A "more creamy" yoghurt, a chocolat bar with "even crunchier nuts", a "refreshing" chewing gum, an "even more delicious" recipe for a ready meal, a "delicately floral" coffee flavour etc. A large number of food brands are using packaging to vaunt the sensory aspects of their products in order to stand out in crowded supermarket aisles.
What type of messages are covered by the European regulations on sensory claims? How can you use them? What do they prove? Eric Teillet, scientific director of Sensostat and a specialist in sensory analysis, provides us with a few guidelines.
Understanding sensory claims
Sensory claims are messaging present on food packaging and product advertising that accentuates the organoleptic properties of the food and its components. For example, a "melting" texture, a "less sweet" taste, or a "fruity" note.
"These messages have the goal of highlighting a product and making it more attractive to consumers," explains Eric.
In 2014, the "Sensorialis" network of sensory researchers in France carried out a review of sensory claims used by food manufacturers based on a sample of 129 product references in France.
Among the sensory claims studied, the following distribution was observed:
- 63% of claims were descriptive: crunchy, extra tender, creamy etc.
- 19% of them were hedonic: delicious, a simple pleasure, a more delicious recipe etc.
- 18% were conceptual, in a brand slogan: "le sud en bouteille" ("the South in a bottle") used by the sparkling water brand, Salvetat.
It is preferable to use marketing in relation to the taste (or rather hedonic) characteristics of the product: this allows brands to segment their product range and to make it easier for consumers to understand it (more details of this study were presented during a conference in 2019. Vitagora members can access our conference notes, in French, or you contact me for more information). For example, when browsing coffee packaging, the words used to describe coffee aromas orient the consumer towards a choice adapted to their preferences: subtle, rich and floral, intense and spicy etc.
Is a regulatory framework in the works?
"Unlike nutritional or health claims that are subject to specific regulations, sensory claims are not yet regulated. This situation could change very soon," Eric warns.

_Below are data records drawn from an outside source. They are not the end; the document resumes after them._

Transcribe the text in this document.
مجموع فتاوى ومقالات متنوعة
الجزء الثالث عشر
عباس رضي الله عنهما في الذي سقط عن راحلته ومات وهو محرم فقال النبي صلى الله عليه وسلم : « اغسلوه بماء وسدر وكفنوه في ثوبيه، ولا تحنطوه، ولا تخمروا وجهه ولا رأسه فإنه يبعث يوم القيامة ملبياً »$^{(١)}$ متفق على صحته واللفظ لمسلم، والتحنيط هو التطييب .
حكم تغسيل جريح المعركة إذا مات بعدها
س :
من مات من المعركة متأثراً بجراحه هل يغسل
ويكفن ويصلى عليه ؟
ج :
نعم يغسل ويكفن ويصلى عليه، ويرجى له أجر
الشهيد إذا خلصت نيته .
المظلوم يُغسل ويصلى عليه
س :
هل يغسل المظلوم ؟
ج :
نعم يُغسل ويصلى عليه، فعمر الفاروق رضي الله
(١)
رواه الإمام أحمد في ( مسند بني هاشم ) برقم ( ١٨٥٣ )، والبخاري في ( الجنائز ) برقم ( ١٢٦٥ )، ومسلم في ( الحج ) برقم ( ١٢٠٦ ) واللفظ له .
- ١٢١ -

Currently, European INCO regulations define the rules of food product labelling. They are based on the principle of "not misleading the consumer". INCO regulations provide a strict framework for compulsory information and define what information is optional while respecting the three following guidelines: not misleading the consumer, avoiding being ambiguous or confusing, and being based, as much as possible, on relevant scientific data.
This regulatory fuzzy area is great for sensory claims. Although this could change rapidly since AFNOR has been working since 2015 on an update of the "Standard Guide for Sensory Claim Substantiation," providing guidelines on use of sensory claims and how to support them.
Beyond the regulatory aspect, Eric Teillet has a warning for food manufacturers: an exaggerated or fraudulent sensory claim could lead to a reaction of disappointment, even distrust, from the consumer. Hence the importance of being able to support what you claim.
Proving sensory claims
"While there is no current restrictions on what sensory claims you can use on your packaging, they will soon need to be proven objectively. At the risk of misleading the consumer," explains Eric. "Some of what you don't even think of as a claim - "the best coffee in the world", "gives you wings" etc. - could end up being rather difficult to prove," he laughs.
"To successfully prove a sensory claim, several steps have to be followed. First of all, you need to carry out a screening. This stage allows you to define the best claim, in other words what has a chance of being provable and what will resonate the most with consumers.
Eric continues: "The second step is scientifically proving the claim. Using the example of the creamy yoghurt recipe, it is easier to provide an allegation for "even creamier recipe" than for "the creamiest yogurt you can buy".
In the same vein, while it is easy to justify a nutritional claim like "less sugar" (you just need to compare the sugar levels in two recipes), claiming "less sugar but just as delicious" could prove more complicated to support. You will need to convene a panel of consumers and to show that the deliciousness of the new version is appreciated to the same degree as the other formulations for the "average" consumer.
"There is no silver bullet. For each claim to be proved, the protocols to be followed will need to be customised and using a recognised and proven scientific method of sensory analysis, and to involve the necessary expertise in your company: sensory, legal, marketing and R&D," Eric explains.